The daily minutes of my life in America were the scaffolding upon which my Jewish identity was built. My Hebrew school classes were followed by soccer practice with classmates of all different faiths and backgrounds. I channel my Jewish social justice ideals into activism against injustice in the United States. I raise my glass to “next year in Jerusalem” at Passover seders in relatives’ American homes, focusing on metaphorical dreams for next year instead of Jerusalem as a physical place. As much as I rail against many of the driving forces in American history – white supremacy, capitalism, nativism, patriarchy – this is the only home I know. My Jewishness is rooted here.

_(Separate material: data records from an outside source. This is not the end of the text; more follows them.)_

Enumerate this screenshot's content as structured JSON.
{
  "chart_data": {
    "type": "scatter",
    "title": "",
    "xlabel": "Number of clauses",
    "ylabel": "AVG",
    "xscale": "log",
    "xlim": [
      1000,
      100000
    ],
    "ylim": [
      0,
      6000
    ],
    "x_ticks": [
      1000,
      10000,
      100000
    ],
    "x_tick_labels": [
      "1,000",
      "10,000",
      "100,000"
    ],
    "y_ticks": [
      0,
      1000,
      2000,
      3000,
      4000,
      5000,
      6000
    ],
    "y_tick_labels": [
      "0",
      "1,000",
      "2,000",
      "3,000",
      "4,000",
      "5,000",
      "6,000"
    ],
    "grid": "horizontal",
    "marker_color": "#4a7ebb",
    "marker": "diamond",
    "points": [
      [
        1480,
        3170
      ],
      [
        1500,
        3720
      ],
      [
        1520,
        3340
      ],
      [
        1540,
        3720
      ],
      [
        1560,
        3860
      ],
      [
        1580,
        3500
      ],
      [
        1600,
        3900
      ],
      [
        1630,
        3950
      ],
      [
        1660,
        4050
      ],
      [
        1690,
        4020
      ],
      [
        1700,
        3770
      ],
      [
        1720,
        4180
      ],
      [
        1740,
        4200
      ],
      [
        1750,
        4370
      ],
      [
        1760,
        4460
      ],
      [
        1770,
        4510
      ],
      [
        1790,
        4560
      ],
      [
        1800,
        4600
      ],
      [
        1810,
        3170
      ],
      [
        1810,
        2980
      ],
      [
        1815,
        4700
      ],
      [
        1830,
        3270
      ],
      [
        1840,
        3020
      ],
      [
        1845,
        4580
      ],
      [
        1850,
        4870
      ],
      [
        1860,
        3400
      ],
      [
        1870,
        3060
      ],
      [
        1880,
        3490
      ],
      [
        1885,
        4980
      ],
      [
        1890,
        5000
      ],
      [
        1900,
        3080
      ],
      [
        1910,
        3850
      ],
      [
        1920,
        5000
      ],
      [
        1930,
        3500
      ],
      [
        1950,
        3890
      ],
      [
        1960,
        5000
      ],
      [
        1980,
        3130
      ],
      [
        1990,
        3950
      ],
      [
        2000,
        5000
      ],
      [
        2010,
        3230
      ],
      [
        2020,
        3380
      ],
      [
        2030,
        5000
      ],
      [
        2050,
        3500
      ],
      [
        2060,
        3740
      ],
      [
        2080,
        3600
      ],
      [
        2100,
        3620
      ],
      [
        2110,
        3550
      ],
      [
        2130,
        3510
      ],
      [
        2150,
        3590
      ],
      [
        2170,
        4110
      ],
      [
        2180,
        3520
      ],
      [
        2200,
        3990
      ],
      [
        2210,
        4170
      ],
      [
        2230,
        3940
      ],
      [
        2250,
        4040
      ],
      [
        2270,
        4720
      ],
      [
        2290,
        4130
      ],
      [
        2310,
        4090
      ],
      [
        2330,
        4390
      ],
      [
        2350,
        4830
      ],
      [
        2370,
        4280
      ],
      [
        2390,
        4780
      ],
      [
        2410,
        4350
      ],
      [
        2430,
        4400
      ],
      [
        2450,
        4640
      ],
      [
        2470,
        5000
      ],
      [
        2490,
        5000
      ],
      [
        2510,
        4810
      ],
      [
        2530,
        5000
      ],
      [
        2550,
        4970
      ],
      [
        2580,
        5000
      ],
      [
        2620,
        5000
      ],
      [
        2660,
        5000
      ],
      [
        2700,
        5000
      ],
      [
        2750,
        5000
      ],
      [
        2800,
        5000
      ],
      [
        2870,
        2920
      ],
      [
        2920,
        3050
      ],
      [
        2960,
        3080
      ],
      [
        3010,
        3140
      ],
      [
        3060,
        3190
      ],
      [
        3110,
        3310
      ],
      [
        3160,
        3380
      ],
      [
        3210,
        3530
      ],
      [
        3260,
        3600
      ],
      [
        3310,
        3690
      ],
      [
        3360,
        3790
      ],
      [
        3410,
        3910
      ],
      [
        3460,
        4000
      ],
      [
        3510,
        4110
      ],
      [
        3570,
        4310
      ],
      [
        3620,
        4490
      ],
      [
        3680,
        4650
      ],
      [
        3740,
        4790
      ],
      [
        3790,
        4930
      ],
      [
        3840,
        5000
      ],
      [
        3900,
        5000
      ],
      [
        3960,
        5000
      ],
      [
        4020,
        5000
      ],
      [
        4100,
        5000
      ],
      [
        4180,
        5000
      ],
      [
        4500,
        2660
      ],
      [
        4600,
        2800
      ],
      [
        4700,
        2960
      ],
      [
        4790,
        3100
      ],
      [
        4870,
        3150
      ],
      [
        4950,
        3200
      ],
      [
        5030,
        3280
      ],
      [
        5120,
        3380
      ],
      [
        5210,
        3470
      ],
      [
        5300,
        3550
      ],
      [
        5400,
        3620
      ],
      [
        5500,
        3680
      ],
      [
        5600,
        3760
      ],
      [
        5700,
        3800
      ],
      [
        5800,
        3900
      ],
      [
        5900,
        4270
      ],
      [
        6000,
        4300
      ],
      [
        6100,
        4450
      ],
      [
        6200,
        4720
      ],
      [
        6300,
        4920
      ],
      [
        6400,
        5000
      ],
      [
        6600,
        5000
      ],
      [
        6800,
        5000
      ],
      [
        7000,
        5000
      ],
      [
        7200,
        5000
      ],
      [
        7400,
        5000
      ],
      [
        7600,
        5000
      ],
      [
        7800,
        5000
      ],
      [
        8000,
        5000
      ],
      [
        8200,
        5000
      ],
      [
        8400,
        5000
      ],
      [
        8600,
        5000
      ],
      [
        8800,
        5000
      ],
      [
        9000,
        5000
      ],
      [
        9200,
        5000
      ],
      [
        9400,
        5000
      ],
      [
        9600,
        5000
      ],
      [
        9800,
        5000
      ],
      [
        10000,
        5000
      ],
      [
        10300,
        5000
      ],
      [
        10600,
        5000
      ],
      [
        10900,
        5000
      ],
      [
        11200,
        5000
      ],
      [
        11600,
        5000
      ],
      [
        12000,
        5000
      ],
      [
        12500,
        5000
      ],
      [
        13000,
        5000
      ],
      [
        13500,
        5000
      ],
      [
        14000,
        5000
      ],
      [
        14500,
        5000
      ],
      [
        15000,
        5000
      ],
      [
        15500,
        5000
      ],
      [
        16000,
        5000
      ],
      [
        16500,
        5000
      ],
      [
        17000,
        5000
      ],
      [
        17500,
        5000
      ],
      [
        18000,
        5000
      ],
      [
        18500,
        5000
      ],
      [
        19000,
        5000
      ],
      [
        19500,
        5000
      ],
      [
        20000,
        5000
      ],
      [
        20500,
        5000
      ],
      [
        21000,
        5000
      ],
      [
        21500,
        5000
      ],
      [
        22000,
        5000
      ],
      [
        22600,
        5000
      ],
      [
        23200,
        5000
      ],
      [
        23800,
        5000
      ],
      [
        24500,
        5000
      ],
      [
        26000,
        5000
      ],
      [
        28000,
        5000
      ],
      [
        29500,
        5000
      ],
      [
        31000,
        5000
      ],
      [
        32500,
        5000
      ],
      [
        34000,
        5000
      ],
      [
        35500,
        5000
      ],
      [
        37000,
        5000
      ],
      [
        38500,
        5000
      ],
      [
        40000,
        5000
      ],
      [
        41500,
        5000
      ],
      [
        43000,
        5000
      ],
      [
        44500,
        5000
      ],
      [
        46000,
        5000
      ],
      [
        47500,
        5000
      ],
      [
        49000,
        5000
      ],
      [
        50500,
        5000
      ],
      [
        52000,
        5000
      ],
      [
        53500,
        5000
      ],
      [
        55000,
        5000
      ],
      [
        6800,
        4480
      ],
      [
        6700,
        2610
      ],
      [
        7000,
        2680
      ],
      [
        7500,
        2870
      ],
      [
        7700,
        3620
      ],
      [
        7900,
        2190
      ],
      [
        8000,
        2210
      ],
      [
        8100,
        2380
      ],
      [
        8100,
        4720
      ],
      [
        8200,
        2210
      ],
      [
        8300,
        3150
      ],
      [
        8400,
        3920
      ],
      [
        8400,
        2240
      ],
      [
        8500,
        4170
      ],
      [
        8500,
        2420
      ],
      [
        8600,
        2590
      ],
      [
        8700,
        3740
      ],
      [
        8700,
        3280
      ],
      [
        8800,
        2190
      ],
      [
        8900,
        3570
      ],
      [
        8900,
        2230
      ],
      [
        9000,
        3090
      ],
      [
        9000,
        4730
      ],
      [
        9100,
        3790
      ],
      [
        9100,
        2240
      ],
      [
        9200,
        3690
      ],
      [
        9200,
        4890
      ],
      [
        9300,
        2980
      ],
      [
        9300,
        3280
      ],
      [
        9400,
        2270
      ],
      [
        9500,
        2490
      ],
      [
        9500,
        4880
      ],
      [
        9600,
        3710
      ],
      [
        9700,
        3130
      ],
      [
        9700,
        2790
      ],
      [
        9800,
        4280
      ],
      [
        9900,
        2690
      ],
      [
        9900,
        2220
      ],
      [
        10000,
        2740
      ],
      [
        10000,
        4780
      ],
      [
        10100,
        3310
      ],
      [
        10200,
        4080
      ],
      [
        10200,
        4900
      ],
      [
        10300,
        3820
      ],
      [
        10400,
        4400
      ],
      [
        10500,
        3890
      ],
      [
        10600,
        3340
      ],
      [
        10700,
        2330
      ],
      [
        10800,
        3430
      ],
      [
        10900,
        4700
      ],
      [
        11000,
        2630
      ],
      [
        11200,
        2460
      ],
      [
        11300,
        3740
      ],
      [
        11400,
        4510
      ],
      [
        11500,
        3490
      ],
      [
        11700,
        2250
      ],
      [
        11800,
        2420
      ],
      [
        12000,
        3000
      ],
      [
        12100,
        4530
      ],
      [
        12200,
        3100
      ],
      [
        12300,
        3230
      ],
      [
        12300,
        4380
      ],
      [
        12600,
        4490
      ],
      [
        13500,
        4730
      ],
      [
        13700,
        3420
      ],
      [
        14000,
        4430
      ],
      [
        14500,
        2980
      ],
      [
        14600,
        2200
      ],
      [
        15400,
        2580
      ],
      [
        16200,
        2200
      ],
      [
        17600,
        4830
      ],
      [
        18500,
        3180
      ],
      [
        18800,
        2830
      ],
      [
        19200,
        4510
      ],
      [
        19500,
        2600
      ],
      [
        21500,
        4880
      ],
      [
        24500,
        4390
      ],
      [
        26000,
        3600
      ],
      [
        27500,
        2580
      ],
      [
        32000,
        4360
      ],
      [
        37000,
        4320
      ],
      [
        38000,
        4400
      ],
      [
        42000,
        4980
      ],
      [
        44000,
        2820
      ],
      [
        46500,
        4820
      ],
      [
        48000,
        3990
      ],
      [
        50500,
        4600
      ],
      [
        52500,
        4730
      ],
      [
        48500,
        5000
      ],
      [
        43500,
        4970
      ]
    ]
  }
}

Everyone’s Jewish identity is different. I don’t want to minimize the struggles of holding a minority identity or romanticize the costs of Americanization, assimilation, and life under Christian hegemony. No one should ever be required to adopt majority (and capitalist) traditions in order to be treated and respected as full citizens. But the gleeful mocking of the American Chanukah I grew up with feels like just another round in the game of policing diverse expressions of Jewishness.
While home on break this year, I gathered with family in my grandpa’s house, eating Trader Joe’s latkes and bagels and lox. We listened to his old Chanukah records—peppy children’s versions of songs like “Chanukah O Chanukah”–and exchanged gifts. It felt like home. Gatherings like this aren’t a silly diversion from my Judaism. They are the essence of it. I wouldn’t have it any other way.
Mari Cohen is a journalist, poet, and fourth-year history major at the University of Chicago.